Diante desse cenário, torna-se urgente construir e implementar um plano de adaptação climática real, palpável e executável. Um plano voltado para o clima que já existe, e não para um cenário idealizado que já ficou para trás.
Adaptar não significa apenas responder melhor às tragédias. Adaptar é prevenir, planejar e proteger vidas antes que elas estejam em risco. Isso implica rever a forma como ocupamos o território e, sobretudo, reconhecer que trabalhar com a natureza é mais eficaz do que insistir em enfrentá-la.
As chamadas Soluções Baseadas na Natureza demonstram que é possível reduzir riscos, proteger a população e, ao mesmo tempo, otimizar recursos públicos. Parques alagáveis e parques lineares ajudam a conter cheias. A preservação das planícies alagáveis, como os manguezais, frequentemente suprimidos por grandes empreendimentos, permite que a água siga seu curso natural. As restingas precisam ser integralmente protegidas, pois cumprem papel fundamental na contenção da erosão costeira.
A arborização urbana contribui para reduzir as ilhas de calor, melhorar a drenagem e prevenir enxurradas. A preservação das matas ciliares e a renaturalização dos rios reduzem enchentes e melhoram a qualidade da água. Jardins filtrantes, bem como a captação e o reuso da água da chuva, auxiliam tanto em períodos de chuvas intensas quanto de estiagem. O fortalecimento das Unidades de Conservação é medida básica e indispensável, para prevenir deslizamentos, erosões e colapsos ambientais.
A adaptação climática, no entanto, não pode ser pensada dissociada da justiça social. Não existe plano eficaz sem políticas públicas de moradia digna, fora das áreas de risco.

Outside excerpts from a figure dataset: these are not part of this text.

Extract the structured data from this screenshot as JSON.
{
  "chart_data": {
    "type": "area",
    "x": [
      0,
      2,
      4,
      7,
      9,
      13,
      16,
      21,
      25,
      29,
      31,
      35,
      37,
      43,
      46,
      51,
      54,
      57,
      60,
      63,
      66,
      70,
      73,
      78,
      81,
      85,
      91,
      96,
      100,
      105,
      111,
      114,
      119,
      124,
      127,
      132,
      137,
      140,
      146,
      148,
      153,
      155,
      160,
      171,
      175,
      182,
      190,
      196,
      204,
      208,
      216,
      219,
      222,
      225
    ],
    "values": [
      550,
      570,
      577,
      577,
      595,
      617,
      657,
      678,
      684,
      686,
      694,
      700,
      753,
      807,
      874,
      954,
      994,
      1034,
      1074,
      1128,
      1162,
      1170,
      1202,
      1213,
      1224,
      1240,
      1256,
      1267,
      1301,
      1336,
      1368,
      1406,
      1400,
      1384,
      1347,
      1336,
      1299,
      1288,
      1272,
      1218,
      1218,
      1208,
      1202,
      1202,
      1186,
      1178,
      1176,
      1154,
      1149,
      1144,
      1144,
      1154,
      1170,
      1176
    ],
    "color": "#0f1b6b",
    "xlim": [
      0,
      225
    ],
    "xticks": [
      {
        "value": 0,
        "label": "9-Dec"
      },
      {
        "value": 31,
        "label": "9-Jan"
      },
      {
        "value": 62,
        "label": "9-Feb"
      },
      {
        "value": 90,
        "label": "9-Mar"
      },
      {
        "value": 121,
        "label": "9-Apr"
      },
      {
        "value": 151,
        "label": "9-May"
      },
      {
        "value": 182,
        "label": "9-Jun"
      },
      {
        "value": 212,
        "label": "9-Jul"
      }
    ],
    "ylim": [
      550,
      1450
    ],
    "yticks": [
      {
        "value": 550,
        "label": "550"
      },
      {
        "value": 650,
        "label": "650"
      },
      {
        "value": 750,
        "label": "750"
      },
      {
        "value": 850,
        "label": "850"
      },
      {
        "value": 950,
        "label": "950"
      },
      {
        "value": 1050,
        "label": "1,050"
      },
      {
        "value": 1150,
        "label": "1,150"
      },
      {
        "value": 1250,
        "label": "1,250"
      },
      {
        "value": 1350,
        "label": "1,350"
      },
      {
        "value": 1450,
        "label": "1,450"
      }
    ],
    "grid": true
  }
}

Em locais onde a ocupação não é segura, hortas comunitárias podem substituir construções precárias, garantindo soberania alimentar e uso adequado do território. Encostas devem ser reflorestadas com técnicas de bioengenharia, que aliam conhecimento técnico e soluções naturais para estabilizar o solo.
Essas medidas não pertencem ao campo da teoria. Cidades como Santos e Niterói já adotam estratégias de reflorestamento, bioengenharia e soluções baseadas na natureza, com resultados concretos na redução de riscos em áreas vulneráveis. Os exemplos mostram que prevenir é possível e significativamente mais barato do que reconstruir após as tragédias.

Falar de adaptação climática é falar de escolhas. E essas escolhas não são neutras. Sem adaptação, quem paga a conta primeiro são sempre os mesmos: populações periféricas, povos indígenas, comunidades tradicionais, mulheres e famílias que vivem onde o Estado historicamente falhou em chegar com planejamento e cuidado.
A crise climática é também uma crise de governança. Não é mais aceitável conviver com planos que permanecem no papel, promessas vazias ou ações emergenciais apenas depois do desastre. Adaptar é uma função central do poder público. O contrário disso é adiar decisões e empurrar o problema para a próxima chuva, o próximo verão extremo, a próxima sirene da Defesa Civil.
O clima já deu seus avisos. As soluções existem.
Agora, a responsabilidade é política.